Un opposant majeur écarté du jeu politique

Dimanche 23 mars 2025, Ekrem Imamoglu, social-démocrate et atatürkiste revendiqué, a été arrêté alors qu’il devait être désigné candidat du Parti républicain du peuple (CHP) à la prochaine élection présidentielle. Cette arrestation, officiellement motivée par des accusations de « corruption », intervient alors qu’Imamoglu était considéré comme l’un des rares adversaires capables de menacer la longévité politique d’Erdogan.

L’incarcération du maire d’Istanbul illustre la stratégie implacable du président turc pour neutraliser toute opposition politique. En mobilisant la justice à des fins politiques et en réprimant les manifestations massives organisées en réaction, Erdogan parachève un processus amorcé depuis plus d’une décennie : celui du démantèlement des contre-pouvoirs et du cadre démocratique turc.

Un processus de dérive autoritaire bien ancré

Cette régression démocratique trouve ses racines dans des événements majeurs des dernières années. Dès 2013, la répression violente des manifestations du parc Gezi à Taksim avait marqué un tournant. Deux ans plus tard, Erdogan mettait brutalement fin aux négociations de paix avec les Kurdes, entraînant l’arrestation de nombreux élus et leaders d’opposition, notamment Selahattin Demirtas.

Le coup d’État manqué de 2016 a également servi de prétexte à des purges massives au sein des institutions publiques, visant principalement les partisans du prédicateur Fethullah Gülen, ancien allié du président. Depuis lors, les atteintes aux libertés fondamentales se sont multipliées : adoption de lois répressives, destitution d’élus locaux et incarcération d’intellectuels, journalistes et figures de la société civile.
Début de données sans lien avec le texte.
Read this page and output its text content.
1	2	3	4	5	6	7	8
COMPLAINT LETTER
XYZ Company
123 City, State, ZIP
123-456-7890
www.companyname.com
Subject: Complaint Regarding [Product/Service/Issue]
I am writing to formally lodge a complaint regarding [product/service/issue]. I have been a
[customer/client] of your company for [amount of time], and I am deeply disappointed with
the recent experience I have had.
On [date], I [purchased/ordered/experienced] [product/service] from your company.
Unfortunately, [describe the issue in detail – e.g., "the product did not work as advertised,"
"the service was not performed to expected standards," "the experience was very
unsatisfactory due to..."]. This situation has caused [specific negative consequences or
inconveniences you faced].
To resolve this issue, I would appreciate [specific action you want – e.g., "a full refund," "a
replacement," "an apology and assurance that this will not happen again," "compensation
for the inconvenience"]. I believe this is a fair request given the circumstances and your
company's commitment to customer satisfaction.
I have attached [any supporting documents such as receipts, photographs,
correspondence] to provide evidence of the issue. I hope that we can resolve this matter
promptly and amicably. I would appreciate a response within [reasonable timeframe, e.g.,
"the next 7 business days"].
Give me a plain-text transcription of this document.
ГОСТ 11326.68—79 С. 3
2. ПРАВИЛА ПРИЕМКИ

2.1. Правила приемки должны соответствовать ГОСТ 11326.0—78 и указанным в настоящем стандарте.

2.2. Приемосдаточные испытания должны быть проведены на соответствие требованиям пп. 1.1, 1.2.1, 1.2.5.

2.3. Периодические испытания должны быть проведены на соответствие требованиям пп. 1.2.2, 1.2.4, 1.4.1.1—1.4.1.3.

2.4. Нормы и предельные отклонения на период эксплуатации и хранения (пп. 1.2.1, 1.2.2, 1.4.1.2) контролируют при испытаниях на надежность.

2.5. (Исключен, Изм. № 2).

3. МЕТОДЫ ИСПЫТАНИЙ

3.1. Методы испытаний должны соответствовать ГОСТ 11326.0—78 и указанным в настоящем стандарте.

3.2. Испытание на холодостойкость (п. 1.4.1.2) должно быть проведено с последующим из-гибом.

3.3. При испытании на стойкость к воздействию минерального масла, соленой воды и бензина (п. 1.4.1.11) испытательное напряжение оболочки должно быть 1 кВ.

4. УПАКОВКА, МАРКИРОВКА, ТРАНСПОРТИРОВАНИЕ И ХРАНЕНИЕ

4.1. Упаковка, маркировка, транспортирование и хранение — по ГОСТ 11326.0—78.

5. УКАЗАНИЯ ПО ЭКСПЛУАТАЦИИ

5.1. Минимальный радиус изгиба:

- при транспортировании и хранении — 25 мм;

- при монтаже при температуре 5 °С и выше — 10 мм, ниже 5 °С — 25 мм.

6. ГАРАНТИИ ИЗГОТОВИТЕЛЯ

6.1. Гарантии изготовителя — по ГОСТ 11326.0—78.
Une élection sans suspense

Avec l’arrestation d’Imamoglu, Erdogan semble avoir franchi un point de non-retour. L’environnement électoral turc, déjà déséquilibré par le contrôle étroit des médias et des institutions, bascule désormais dans une autocratie assumée. L’opposition n’a même plus la possibilité de désigner librement son candidat, laissant présager une élection sans véritable suspense, où le résultat semble joué d’avance.

Un président sûr de son pouvoir

Recep Tayyip Erdogan, fort du contrôle qu’il exerce sur les forces de sécurité et les institutions, apparaît convaincu qu’il ne paiera pas le prix politique de cette nouvelle escalade. Les protestations populaires, malgré leur ampleur, n’ont jamais suffi à le faire reculer.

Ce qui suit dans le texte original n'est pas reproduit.